The titratable, double-chain amphiphiles 1,2-dipalmitoyl-sn-3-succinylglycerol (1,2-DPSG), 1,2-dioleoyl-sn-3-succinylglycerol (1,2-DOSG) and 1,3-dipalmitoylsuccinylglycerol (1,3-DPSG) have been used in combination with phosphatidylethanolamine (PE) to form pH-sensitive liposomes. The effect of the compounds on dielaidoyl PE bilayer stabilization was examined by differential scanning calorimetry. Only 1,2-DPSG showed bilayer stabilization activity; whereas the other two are destabilizers at pH 7.4. All three amphiphiles became strong destabilizers at pH 5.0. The ability of the amphiphiles to stabilize DOPE liposomes was examined by light scattering and calcein entrapment. In general, 1,2-DPSG is the most potent stabilizer of PE bilayers while 1,3-DPSG is the weakest liposome stabilizer.
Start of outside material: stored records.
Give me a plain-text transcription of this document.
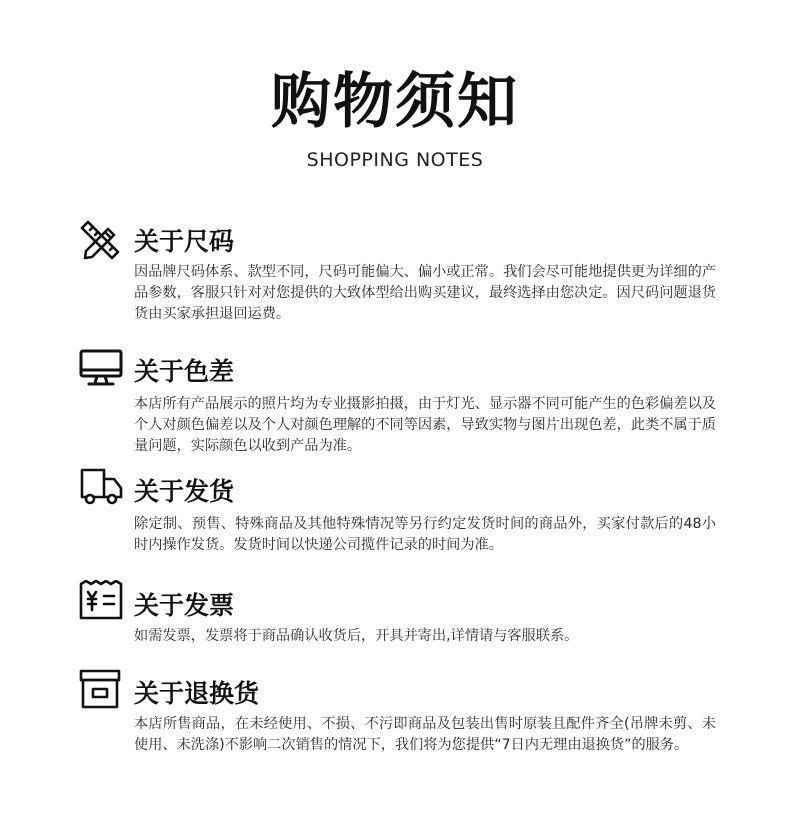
购物须知
SHOPPING NOTES
关于尺码
因品牌尺码体系、款型不同，尺码可能偏大、偏小或正常。我们会尽可能地提供更为详细的产品参数，客服只针对对您提供的大致体型给出购买建议，最终选择由您决定。因尺码问题退货货由买家承担退回运费。
关于色差
本店所有产品展示的照片均为专业摄影拍摄，由于灯光、显示器不同可能产生的色彩偏差以及个人对颜色偏差以及个人对颜色理解的不同等因素，导致实物与图片出现色差，此类不属于质量问题，实际颜色以收到产品为准。
关于发货
除定制、预售、特殊商品及其他特殊情况等另行约定发货时间的商品外，买家付款后的48小时内操作发货。发货时间以快递公司揽件记录的时间为准。
关于发票
如需发票，发票将于商品确认收货后，开具并寄出,详情请与客服联系。
关于退换货
本店所售商品，在未经使用、不损、不污即商品及包装出售时原装且配件齐全(吊牌未剪、未使用、未洗涤)不影响二次销售的情况下，我们将为您提供“7日内无理由退换货”的服务。
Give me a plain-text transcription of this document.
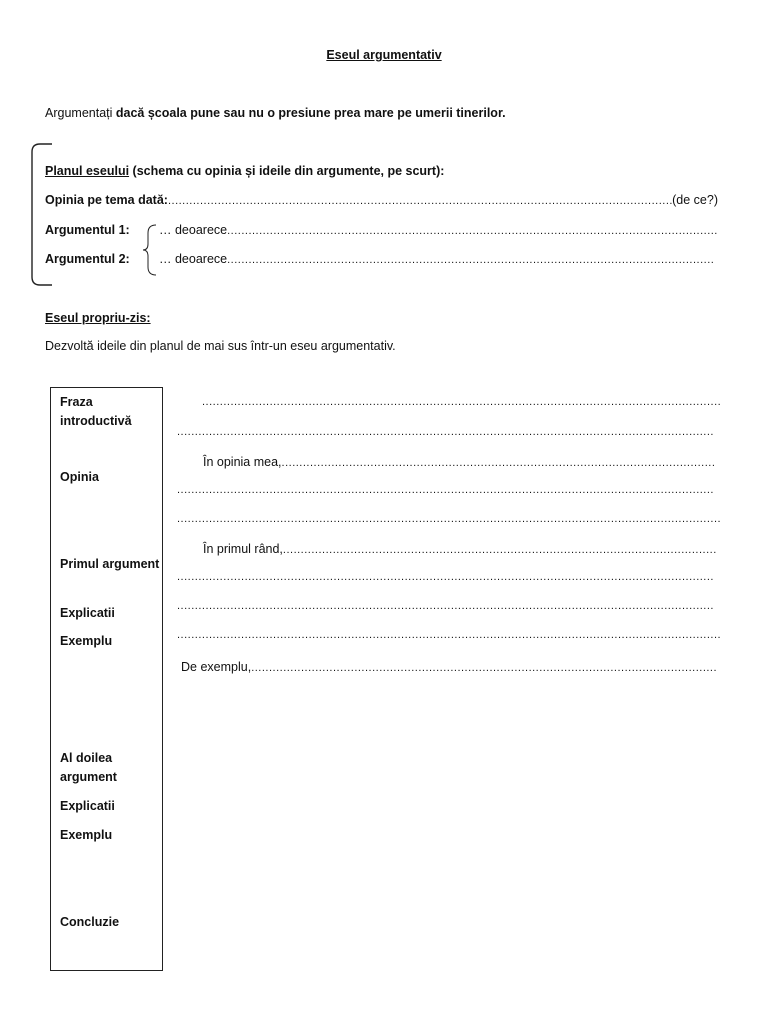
Eseul argumentativ
Argumentați dacă școala pune sau nu o presiune prea mare pe umerii tinerilor.
Planul eseului (schema cu opinia și ideile din argumente, pe scurt):
Opinia pe tema dată:
.....	(de ce?)
Argumentul 1:
Argumentul 2:
… deoarece
.....
… deoarece
.....
Eseul propriu-zis:
Dezvoltă ideile din planul de mai sus într-un eseu argumentativ.
Fraza introductivă
Opinia
Primul argument
Explicatii
Exemplu
Al doilea argument
Explicatii
Exemplu
Concluzie
.....
.....
În opinia mea,
.....
.....
.....
În primul rând,
.....
.....
.....
.....
De exemplu,
.....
All three compounds can be combined with DOPE to generate liposomes which are stable at neutral and basic pH. At weakly acidic pH, the liposomes are leaky and exhibit extensive lipid mixing, with protons and calcium showing synergistic effects on lipid mixing. DOPE/1,2-DPSG liposomes are stable in human plasma and remain acid-sensitive even after prolonged plasma incubation. Immunoliposomes prepared from either DOPE/1,2-DPSG or DOPE/1,2-DOSG can deliver diphtheria toxin A fragment to the cytoplasm of cultured cells in a process which involves endocytosis of the liposomes. Immunoliposomes prepared with 1,2-DPSG are more effective drug carriers than those prepared with 1,2-DOSG. These results indicate that the bilayer- and, hence the liposome-stabilization activity of the diacylsuccinylglycerol depends on the structure of the compounds. The potential drug delivery activity of the pH-sensitive liposomes composed of these lipids is discussed.